Cuando tenía 17 años esperé 2 horas abajo de la lluvia por un pibe que no tenía interés de escuchar lo que yo quería decirle. Ese día me prometí que nunca más iba a pasar. Decidí que no iba a ser nunca más el tipo de mujer que espera 2 horas por un hombre.
Pero no cumplí.
Hace frío y los apuntes de Sociología me miran desde la mesa, con la esperanza de que suene el timbre a las 4, hago de cuenta que estudio. Pero ya son 4.30 y pienso que en cualquier momento llegas. 4.45 le saco el silencio al celular para no perder el mensaje que me avisa que estas en la puerta. Ansiosa, de mi bandeja de salida se va un texto de una palabra: ¿venis? Y son las 5. A las 5.15, algo enojada, me repito que ya fue. Pero recién 5.30 me resigno. Cuando el reloj dice 5.45 me doy cuenta de la impotencia que esto me genera y las 5.50 me siento a escribir para no guardarme el odio. Odio que seguro te oculto con una sonrisa cuando te vea casualmente a las 6, que es cuando vos entras a trabajar y yo paso por esa esquina con la más barata de las excusas, que ni vos ni yo nos creemos.
Lo hice otra vez. Como lo hago siempre. Ahí esta, mi patrón sabe como atacar. Reaparece y me recuerda toda las veces que esperé en vano y humillada.
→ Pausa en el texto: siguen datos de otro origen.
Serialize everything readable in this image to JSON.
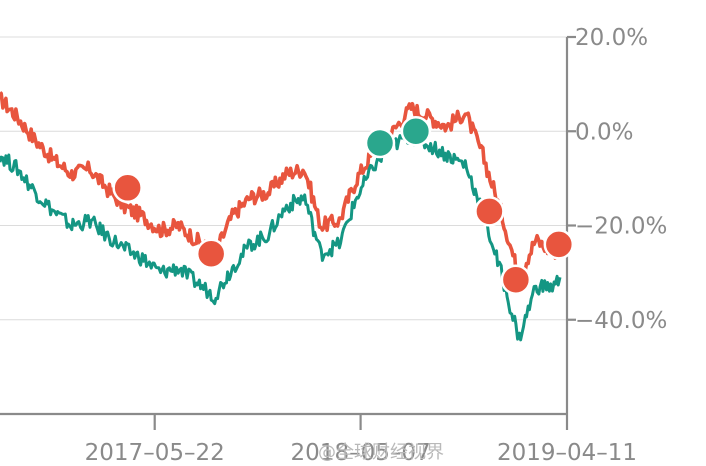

Ambos sabemos qué pasa después. Con un mensaje o una conversación fugaz me explicas que te dormiste o que Marcelo necesitaba ayuda, y que no pudiste avisar, porque dejaste el celular en el local o no tenías batería. Es estúpido pero yo lo acepto. Te doy otra oportunidad, a la que seguro accedo por una sonrisa compradora o un beso que no espero. Accedo a que, otra vez, vos, mi patrón y yo me lastimen.
Ya ves, todavía no aprendí.
Son las 6.10, llego tarde a nuestro encuentro casual. Pero esta bien, un ligero retraso ayuda a aparentar que no importa tanto.